Then edit the CONFIG block at the top of the script and the id / title fields in the metadata JSON. Both files are self-contained and have inline comments explaining each knob.

The full single-corpus template is reproduced below so you can read it without leaving this skill — but if you're going to actually push, copy the file from scripts/ rather than re-typing.

`kaggle/rlat-build/build_corpus.py`

Adapt the variables in the CONFIG block to your corpus.

"""Build an rlat knowledge model on a Kaggle T4 in remote-mode.

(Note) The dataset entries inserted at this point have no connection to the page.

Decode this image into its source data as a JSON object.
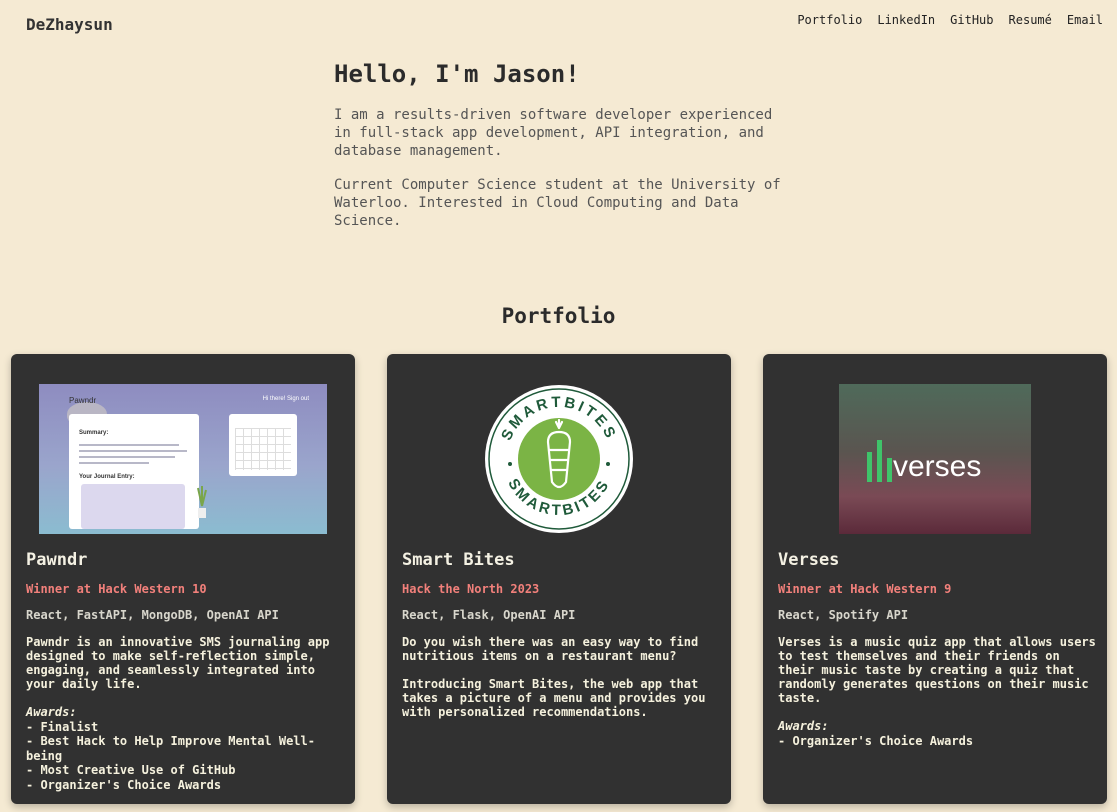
{
  "header": {
    "brand": "DeZhaysun",
    "nav": [
      "Portfolio",
      "LinkedIn",
      "GitHub",
      "Resumé",
      "Email"
    ]
  },
  "hero": {
    "title": "Hello, I'm Jason!",
    "para1": "I am a results-driven software developer experienced in full-stack app development, API integration, and database management.",
    "para2": "Current Computer Science student at the University of Waterloo. Interested in Cloud Computing and Data Science."
  },
  "portfolio": {
    "title": "Portfolio",
    "cards": [
      {
        "name": "Pawndr",
        "award": "Winner at Hack Western 10",
        "stack": "React, FastAPI, MongoDB, OpenAI API",
        "desc": [
          "Pawndr is an innovative SMS journaling app designed to make self-reflection simple, engaging, and seamlessly integrated into your daily life."
        ],
        "awards_label": "Awards:",
        "awards": [
          "- Finalist",
          "- Best Hack to Help Improve Mental Well-being",
          "- Most Creative Use of GitHub",
          "- Organizer's Choice Awards"
        ],
        "thumb": {
          "title": "Pawndr",
          "link": "Hi there! Sign out",
          "summary_label": "Summary:",
          "entry_label": "Your Journal Entry:"
        }
      },
      {
        "name": "Smart Bites",
        "award": "Hack the North 2023",
        "stack": "React, Flask, OpenAI API",
        "desc": [
          "Do you wish there was an easy way to find nutritious items on a restaurant menu?",
          "Introducing Smart Bites, the web app that takes a picture of a menu and provides you with personalized recommendations."
        ],
        "awards_label": "",
        "awards": [],
        "thumb": {
          "ring_text": "SMARTBITES"
        }
      },
      {
        "name": "Verses",
        "award": "Winner at Hack Western 9",
        "stack": "React, Spotify API",
        "desc": [
          "Verses is a music quiz app that allows users to test themselves and their friends on their music taste by creating a quiz that randomly generates questions on their music taste."
        ],
        "awards_label": "Awards:",
        "awards": [
          "- Organizer's Choice Awards"
        ],
        "thumb": {
          "logo_text": "verses"
        }
      }
    ]
  },
  "colors": {
    "background": "#f5ead3",
    "card": "#313131",
    "accent_award": "#f2807b",
    "smartbites_green": "#7bb445",
    "smartbites_dark": "#1f5a3a",
    "verses_bar": "#3fc46a"
  }
}
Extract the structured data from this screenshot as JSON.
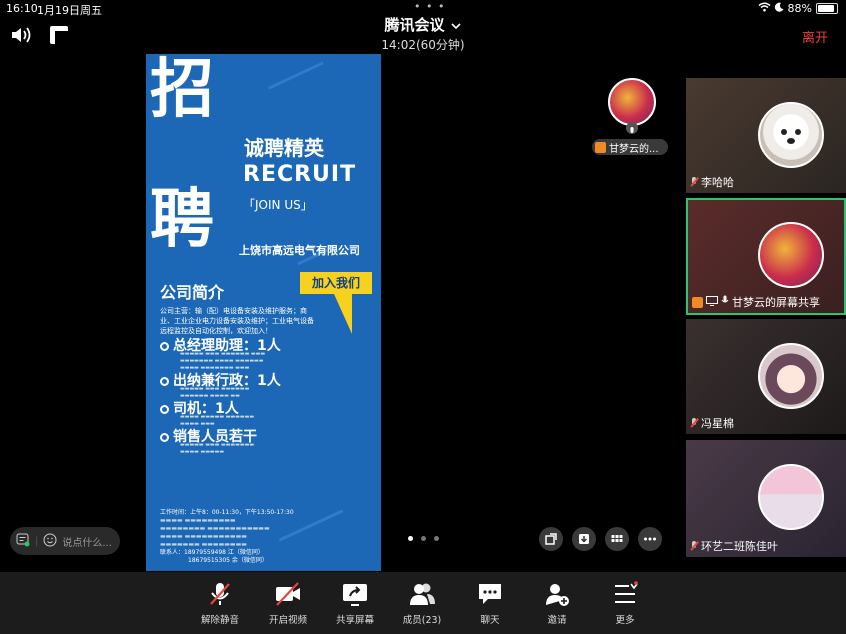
{
  "status_bar": {
    "time": "16:10",
    "date": "1月19日周五",
    "battery": "88%",
    "battery_level": 0.88
  },
  "header": {
    "title": "腾讯会议",
    "timer": "14:02(60分钟)",
    "leave": "离开"
  },
  "poster": {
    "big1": "招",
    "big2": "聘",
    "slogan": "诚聘精英",
    "recruit": "RECRUIT",
    "joinus": "「JOIN US」",
    "company": "上饶市高远电气有限公司",
    "intro_title": "公司简介",
    "join_btn": "加入我们",
    "intro": "公司主营：输（配）电设备安装及维护服务；商业、工业企业电力设备安装及维护；工业电气设备远程监控及自动化控制，欢迎加入！",
    "positions": [
      {
        "title": "总经理助理：1人"
      },
      {
        "title": "出纳兼行政：1人"
      },
      {
        "title": "司机：1人"
      },
      {
        "title": "销售人员若干"
      }
    ],
    "footer": [
      "工作时间：上午8：00-11:30，下午13:50-17:30",
      "联系人：18979559498 江（微信同）",
      "18679515305 余（微信同）"
    ]
  },
  "mini": {
    "label": "甘梦云的..."
  },
  "tiles": [
    {
      "name": "李哈哈",
      "avatar": "dog"
    },
    {
      "name": "甘梦云的屏幕共享",
      "avatar": "flowers"
    },
    {
      "name": "冯星棉",
      "avatar": "girl-anime"
    },
    {
      "name": "环艺二班陈佳叶",
      "avatar": "girl-photo"
    }
  ],
  "chat": {
    "placeholder": "说点什么..."
  },
  "toolbar": [
    {
      "label": "解除静音",
      "icon": "mic-muted-icon"
    },
    {
      "label": "开启视频",
      "icon": "camera-off-icon"
    },
    {
      "label": "共享屏幕",
      "icon": "share-screen-icon"
    },
    {
      "label": "成员(23)",
      "icon": "members-icon"
    },
    {
      "label": "聊天",
      "icon": "chat-icon"
    },
    {
      "label": "邀请",
      "icon": "invite-icon"
    },
    {
      "label": "更多",
      "icon": "more-icon"
    }
  ],
  "colors": {
    "accent_green": "#2ec46d",
    "leave_red": "#e8453c",
    "poster_blue": "#1c68b6",
    "join_yellow": "#f6d21e"
  }
}
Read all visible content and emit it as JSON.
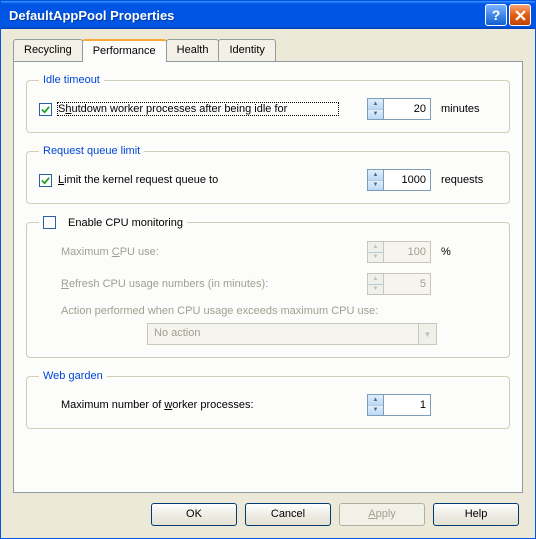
{
  "window": {
    "title": "DefaultAppPool Properties"
  },
  "tabs": {
    "recycling": "Recycling",
    "performance": "Performance",
    "health": "Health",
    "identity": "Identity"
  },
  "idle": {
    "legend": "Idle timeout",
    "label_pre": "S",
    "label_ul": "h",
    "label_post": "utdown worker processes after being idle for",
    "value": "20",
    "unit": "minutes"
  },
  "queue": {
    "legend": "Request queue limit",
    "label_pre": "",
    "label_ul": "L",
    "label_post": "imit the kernel request queue to",
    "value": "1000",
    "unit": "requests"
  },
  "cpu": {
    "legend_pre": "",
    "legend_ul": "E",
    "legend_post": "nable CPU monitoring",
    "max_pre": "Maximum ",
    "max_ul": "C",
    "max_post": "PU use:",
    "max_value": "100",
    "max_unit": "%",
    "refresh_pre": "",
    "refresh_ul": "R",
    "refresh_post": "efresh CPU usage numbers (in minutes):",
    "refresh_value": "5",
    "action_label": "Action performed when CPU usage exceeds maximum CPU use:",
    "action_value": "No action"
  },
  "garden": {
    "legend": "Web garden",
    "label_pre": "Maximum number of ",
    "label_ul": "w",
    "label_post": "orker processes:",
    "value": "1"
  },
  "buttons": {
    "ok": "OK",
    "cancel": "Cancel",
    "apply_ul": "A",
    "apply_post": "pply",
    "help": "Help"
  }
}
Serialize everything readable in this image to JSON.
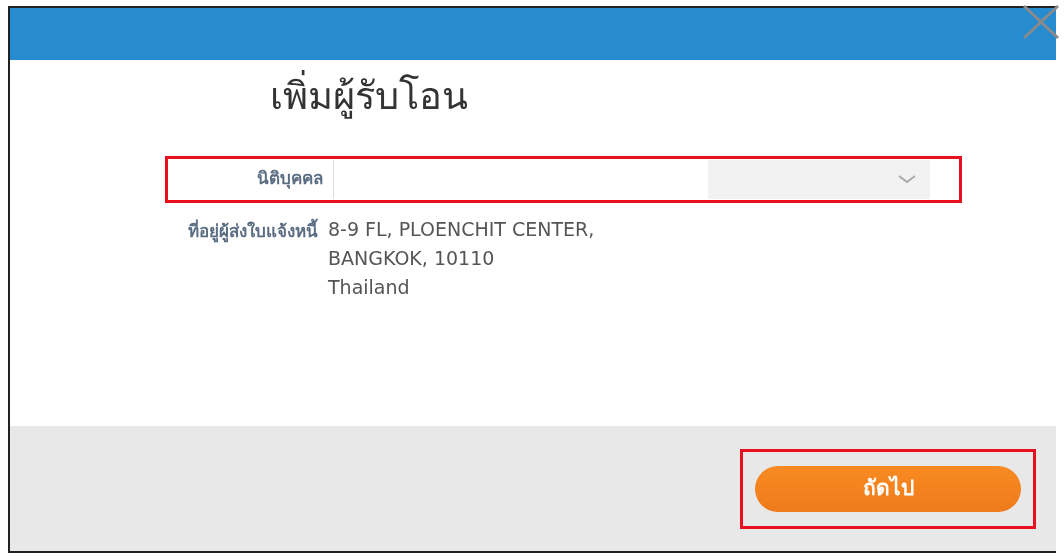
{
  "dialog": {
    "title": "เพิ่มผู้รับโอน"
  },
  "fields": [
    {
      "kind": "select",
      "label": "นิติบุคคล",
      "highlighted": true
    },
    {
      "kind": "text",
      "label": "ที่อยู่ผู้ส่งใบแจ้งหนี้",
      "lines": [
        "8-9 FL, PLOENCHIT CENTER,",
        "BANGKOK, 10110",
        "Thailand"
      ]
    }
  ],
  "footer": {
    "button": {
      "label": "ถัดไป",
      "highlighted": true
    }
  }
}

Writes /kaggle/working/<name>.rlat as soon as the build finishes; the
file ships out at COMPLETE / ERROR.
"""
from __future__ import annotations
import json, shutil, subprocess, sys, time, traceback
from pathlib import Path

# ── Config: adapt to your corpus ────────────────────────────────────
CONFIG = {
    "name": "my-docs",                          # output: <name>.rlat
    "github": "owner/repo",                     # public GitHub repo
    "branch": "main",                           # branch to clone
    "scope": "docs",                            # subdir inside the repo to index
}
# ────────────────────────────────────────────────────────────────────

WORK = Path("/kaggle/working")
WORK.mkdir(exist_ok=True, parents=True)
SRC = WORK / "_src"
SRC.mkdir(exist_ok=True, parents=True)


def shell(cmd, log=None):
    print(f"$ {' '.join(cmd)}", flush=True)
    if log is None:
        return subprocess.run(cmd, check=True)
    with open(log, "ab") as f:
        f.write(f"\n$ {' '.join(cmd)}\n".encode())
        f.flush()
        proc = subprocess.run(cmd, stdout=subprocess.PIPE,
                              stderr=subprocess.STDOUT, check=False)
        f.write(proc.stdout)
    sys.stdout.write(proc.stdout.decode("utf-8", errors="replace"))
    sys.stdout.flush()
    if proc.returncode != 0:
        raise subprocess.CalledProcessError(proc.returncode, cmd)
    return proc


def main() -> int:
    # 1. Install rlat with the GPU build extras AND the ANN extras.
    #    `[ann]` pulls faiss-cpu, which rlat needs for HNSW above ~5000
    #    passages. Forgetting it lets the encode finish then crashes with
    #    "RuntimeError: faiss is not installed".
    shell([sys.executable, "-m", "pip", "install", "--quiet",
           "rlat[build,ann]"])
    shell(["rlat", "install-encoder"])

    # 2. Sanity-print: rlat version, encoder + pinned revision, CUDA presence.
    #    Failing these early saves a 30-minute encode against a broken env.
    shell([sys.executable, "-c",
           "import resonance_lattice as rl; print('rlat', rl.__version__);"
           "from resonance_lattice.install.encoder import MODEL_ID, PINNED_REVISION;"
           "print('encoder', MODEL_ID, '@', PINNED_REVISION);"
           "import torch; print('cuda:', torch.cuda.is_available());"
           "print('device:', torch.cuda.get_device_name(0) if torch.cuda.is_available() else 'CPU')"])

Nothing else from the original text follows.